I'd like to specify positions on a plane or in 3D space using just a single number
I can see one way to do it in a plane, using a spiral. I simply start at the centre and travel along the spiral a given distance.
I can clearly specify any point on the plane this way, to any required degree of precision, with a single length measurement.
Question
(a) Is there a more intuitive* function to use whilst still using only a single co-ordinate?
(b) What 3D function can I use to generalise this spiral (or similar function) to a 3D space?
*Note: A spiral is intuitive in that, the bigger the number, the further you are away radially from the origin. Of course, the actual distance from the origin and direction are not obvious without further manipulation of the measurement function.
The spiral does not work in the strict mathematical sense, i.e. there will always be gaps between successive loops of the spiral. In order to actually cover the entire plane (or even a small subset like a filled in square $[0,1]^2$ you need to use a relatively pathological object called a space-filling curve. But with a spiral, you do pass through say, every cube with integer coordinates if your spiral is tightly wound enough.
It would seem to me that this issue
disappears once you choose a certain fixed spiral, because the act of choosing the spiral also forces you to say what the angle and radius of each point is.
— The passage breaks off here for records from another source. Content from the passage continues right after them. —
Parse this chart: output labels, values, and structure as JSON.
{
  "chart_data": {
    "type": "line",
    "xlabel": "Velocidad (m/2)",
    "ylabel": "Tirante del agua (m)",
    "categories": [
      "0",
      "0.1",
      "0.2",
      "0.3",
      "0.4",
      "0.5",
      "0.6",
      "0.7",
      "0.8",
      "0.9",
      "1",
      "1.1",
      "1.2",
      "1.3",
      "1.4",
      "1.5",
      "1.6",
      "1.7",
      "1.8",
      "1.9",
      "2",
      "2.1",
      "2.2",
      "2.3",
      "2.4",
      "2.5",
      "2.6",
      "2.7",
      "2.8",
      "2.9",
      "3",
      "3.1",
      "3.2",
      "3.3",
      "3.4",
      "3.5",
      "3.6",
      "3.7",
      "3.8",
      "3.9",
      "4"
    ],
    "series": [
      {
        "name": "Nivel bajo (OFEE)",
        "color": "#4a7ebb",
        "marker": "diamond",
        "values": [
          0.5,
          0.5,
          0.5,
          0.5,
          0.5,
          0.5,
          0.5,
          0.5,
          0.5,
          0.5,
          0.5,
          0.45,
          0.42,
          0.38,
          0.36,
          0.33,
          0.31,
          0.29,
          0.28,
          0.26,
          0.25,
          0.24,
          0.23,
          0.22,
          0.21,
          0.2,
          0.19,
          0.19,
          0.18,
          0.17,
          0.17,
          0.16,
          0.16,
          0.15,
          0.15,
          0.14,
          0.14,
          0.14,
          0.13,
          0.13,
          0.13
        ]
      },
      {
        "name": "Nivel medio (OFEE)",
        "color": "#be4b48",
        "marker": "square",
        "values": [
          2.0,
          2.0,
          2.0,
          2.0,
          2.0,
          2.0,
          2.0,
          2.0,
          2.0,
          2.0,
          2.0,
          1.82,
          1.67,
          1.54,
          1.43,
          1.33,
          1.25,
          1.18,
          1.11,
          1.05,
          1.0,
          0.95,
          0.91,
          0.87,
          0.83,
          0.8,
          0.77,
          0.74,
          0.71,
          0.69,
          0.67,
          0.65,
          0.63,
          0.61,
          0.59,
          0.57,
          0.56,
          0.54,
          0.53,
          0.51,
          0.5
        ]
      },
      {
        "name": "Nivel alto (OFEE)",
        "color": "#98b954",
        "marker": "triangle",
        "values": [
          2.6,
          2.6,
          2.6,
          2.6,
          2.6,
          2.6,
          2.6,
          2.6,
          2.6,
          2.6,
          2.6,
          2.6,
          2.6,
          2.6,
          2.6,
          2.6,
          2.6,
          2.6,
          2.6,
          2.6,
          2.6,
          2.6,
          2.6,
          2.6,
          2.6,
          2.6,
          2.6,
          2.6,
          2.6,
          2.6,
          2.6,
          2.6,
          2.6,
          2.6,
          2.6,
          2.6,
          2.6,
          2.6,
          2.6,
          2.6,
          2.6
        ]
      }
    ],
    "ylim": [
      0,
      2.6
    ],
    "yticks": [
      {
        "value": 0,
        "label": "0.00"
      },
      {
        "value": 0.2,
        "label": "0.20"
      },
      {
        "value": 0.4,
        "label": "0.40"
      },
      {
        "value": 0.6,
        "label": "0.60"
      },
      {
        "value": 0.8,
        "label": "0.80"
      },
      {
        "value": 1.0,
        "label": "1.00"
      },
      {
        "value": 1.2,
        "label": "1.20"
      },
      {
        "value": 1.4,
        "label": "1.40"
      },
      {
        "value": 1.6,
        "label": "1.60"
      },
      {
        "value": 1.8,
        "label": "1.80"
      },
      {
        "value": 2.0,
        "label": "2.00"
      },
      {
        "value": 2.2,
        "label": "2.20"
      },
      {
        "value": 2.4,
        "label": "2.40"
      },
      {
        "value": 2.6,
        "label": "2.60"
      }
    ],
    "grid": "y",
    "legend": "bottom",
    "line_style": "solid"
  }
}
One choice, which does indeed pass through every box with integer coordinates (although some will be right on the border) is the spiral whose point at angle $\theta\ge 0$ is at distance $\theta/360º$. So after each round of 360º, the distance from the origin advances by $1$. (This sort of spiral that is linear in the angle is precisely what your picture is. There are other spirals that get more or less packed for larger angles..)
If you would like to have integer coordinates for your 'spiral', a reasonable choice is maybe something like the Ulam spiral.
As for a 3D generalisation of a densely packed spiral, I find it hard to visualise. Perhaps you can take some inspiration from yarn balls...?